We propose a deep learning framework that could perform skin lesion diagnosis with precision and accuracy. Such a framework could work by classifying dermoscopic images based on skin lesion categories. These categories include melanoma, melanocytic nevus, basal cell carcinoma, actinic keratosis, benign keratosis, dermatofibroma, and vascular lesion.

Methods:

We used the convolutional neural network models to classify dermoscopic images. The selected models had high Top-1 accuracy on the ImageNet dataset. These models included InceptionResNetV2, Xception, and EfficientNetB3. All of these models were initialized with their pre-trained weights on the ImageNet dataset. They all used categorical cross-entropy for loss function and Adam optimizer with standard parameters. Two different ensemble methods were employed in our study. The first one, called Softmax-only, used Xception and EfficientNetB3 with Softmax activation for both models’ prediction layer. In this method, during the training process, each model created a checkpoint of itself and recorded its balance accuracy at each epoch. After training completion, checkpoints corresponding to some of the highest balance accuracies for each model would be selected. The average balance accuracy of the selected model checkpoints was reported as the method’s performance. The second method was called Sigmoid-only that used InceptionResNetV2, Xception, and EfficientNetB3. This method performed pretty much the same as the first, except that all the models had Sigmoid activation for their prediction layers and the evaluation criterion was the F1-score. The used dataset was the 2018 ISIC archive, which included 25331 dermoscopic images for the training set and 1516 images for the test (evaluation) set (1). For the Softmax-only method, the training set was split 80% - 20% for cross-validation and for the Sigmoid-only method, it was split 85% - 15% for fixed-validation. The training set was also augmented using random crop, random rotation, and random flipping.

Results:

The Softmax-only method had a balanced accuracy of 0.901 (± 0.12) and the Sigmoid-only method had an average F1-score of 0.932 on the seven classes. Finally, our framework managed to achieve a balanced accuracy of 0.866 on the test set.
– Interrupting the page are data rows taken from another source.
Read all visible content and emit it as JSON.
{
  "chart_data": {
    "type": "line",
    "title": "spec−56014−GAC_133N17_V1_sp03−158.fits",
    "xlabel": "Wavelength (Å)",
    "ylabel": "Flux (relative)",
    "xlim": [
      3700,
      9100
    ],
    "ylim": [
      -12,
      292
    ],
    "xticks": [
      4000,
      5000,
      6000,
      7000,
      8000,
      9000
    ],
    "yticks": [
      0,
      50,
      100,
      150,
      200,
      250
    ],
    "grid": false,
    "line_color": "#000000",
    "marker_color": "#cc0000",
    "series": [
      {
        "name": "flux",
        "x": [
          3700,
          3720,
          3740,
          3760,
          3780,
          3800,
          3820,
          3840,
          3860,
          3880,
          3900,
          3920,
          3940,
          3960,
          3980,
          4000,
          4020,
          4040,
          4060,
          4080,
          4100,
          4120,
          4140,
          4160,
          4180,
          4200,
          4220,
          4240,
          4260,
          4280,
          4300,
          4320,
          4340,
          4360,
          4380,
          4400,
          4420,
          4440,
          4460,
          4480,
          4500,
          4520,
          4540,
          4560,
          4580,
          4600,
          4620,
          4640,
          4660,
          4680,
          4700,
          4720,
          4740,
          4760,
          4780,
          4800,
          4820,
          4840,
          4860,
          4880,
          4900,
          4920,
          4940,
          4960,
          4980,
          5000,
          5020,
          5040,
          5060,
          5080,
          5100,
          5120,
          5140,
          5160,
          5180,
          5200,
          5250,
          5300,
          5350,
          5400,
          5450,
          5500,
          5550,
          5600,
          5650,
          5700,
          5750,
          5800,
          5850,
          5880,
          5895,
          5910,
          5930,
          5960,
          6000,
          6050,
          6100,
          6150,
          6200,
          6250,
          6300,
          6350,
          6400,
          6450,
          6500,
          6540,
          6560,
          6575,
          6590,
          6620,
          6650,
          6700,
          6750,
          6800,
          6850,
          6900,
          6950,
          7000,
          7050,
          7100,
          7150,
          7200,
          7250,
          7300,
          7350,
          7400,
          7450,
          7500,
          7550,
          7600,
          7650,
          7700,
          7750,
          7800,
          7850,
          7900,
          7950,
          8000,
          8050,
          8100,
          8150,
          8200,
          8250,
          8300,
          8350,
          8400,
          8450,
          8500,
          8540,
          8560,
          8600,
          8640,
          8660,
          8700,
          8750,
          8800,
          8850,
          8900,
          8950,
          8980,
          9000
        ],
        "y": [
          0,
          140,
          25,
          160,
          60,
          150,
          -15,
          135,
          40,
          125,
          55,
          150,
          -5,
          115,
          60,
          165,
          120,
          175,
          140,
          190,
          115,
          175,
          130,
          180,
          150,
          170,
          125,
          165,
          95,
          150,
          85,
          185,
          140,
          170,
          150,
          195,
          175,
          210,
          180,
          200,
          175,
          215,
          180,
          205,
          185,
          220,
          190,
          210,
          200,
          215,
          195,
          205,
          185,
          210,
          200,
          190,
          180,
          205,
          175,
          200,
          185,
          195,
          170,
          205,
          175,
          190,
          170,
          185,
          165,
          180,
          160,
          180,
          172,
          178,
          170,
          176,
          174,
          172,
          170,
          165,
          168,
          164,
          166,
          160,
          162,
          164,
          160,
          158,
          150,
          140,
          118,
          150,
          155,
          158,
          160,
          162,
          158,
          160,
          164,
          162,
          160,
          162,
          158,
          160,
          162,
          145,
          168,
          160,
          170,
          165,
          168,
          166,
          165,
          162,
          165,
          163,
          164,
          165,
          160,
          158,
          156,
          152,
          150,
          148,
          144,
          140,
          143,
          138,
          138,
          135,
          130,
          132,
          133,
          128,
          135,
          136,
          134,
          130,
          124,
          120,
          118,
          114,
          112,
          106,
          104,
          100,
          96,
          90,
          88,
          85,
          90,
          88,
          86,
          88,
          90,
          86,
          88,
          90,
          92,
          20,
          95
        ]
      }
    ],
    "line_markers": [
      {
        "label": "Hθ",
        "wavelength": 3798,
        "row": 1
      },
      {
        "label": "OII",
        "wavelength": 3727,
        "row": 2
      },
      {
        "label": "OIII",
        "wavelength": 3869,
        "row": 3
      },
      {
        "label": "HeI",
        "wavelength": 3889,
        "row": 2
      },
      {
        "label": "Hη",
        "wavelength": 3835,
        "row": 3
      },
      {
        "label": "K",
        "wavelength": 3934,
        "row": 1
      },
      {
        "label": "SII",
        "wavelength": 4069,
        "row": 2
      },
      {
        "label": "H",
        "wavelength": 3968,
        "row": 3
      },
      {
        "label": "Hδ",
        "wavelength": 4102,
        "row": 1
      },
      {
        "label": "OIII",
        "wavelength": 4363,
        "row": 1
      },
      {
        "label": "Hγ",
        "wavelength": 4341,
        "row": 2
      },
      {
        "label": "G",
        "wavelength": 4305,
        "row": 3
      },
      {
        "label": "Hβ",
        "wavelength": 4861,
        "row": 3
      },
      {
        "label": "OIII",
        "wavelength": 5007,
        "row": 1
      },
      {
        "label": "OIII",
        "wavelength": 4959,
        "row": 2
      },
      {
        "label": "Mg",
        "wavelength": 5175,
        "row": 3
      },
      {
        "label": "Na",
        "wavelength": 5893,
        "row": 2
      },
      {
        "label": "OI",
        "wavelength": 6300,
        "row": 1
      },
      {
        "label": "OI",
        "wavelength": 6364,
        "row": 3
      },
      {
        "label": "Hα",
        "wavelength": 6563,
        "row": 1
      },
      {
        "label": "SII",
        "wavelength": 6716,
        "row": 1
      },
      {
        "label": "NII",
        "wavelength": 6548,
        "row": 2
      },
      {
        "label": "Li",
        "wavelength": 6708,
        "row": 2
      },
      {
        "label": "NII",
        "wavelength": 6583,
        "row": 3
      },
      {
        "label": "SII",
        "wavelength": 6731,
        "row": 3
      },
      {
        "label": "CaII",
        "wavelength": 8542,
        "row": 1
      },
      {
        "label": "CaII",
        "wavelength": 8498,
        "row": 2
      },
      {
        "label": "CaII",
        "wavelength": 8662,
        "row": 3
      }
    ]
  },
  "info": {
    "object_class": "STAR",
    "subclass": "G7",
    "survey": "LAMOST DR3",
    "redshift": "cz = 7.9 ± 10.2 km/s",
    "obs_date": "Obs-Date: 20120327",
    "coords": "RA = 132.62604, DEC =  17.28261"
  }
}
Furthermore, our framework participated in Task 3 of the “ISIC 2018: Skin Lesion Analysis Towards Melanoma Detection” challenge, which brought us the first rank on the challenge’s live leaderboards (up until 18 September 2019; link: https://challenge2018.isic-archive.com/live-leaderboards/).

Conclusion:

We proposed a deep learning framework to classify the ISIC archive 2018 dataset of dermoscopic images based on skin lesion categories. Our methods had the validation results of 0.901 (± 0.12) for balance accuracy and 0.932 for average F1-score, as well as a balanced accuracy of 0.866 on the test set. This framework also managed to achieve the first rank of the “ISIC 2018 Task 3” challenge.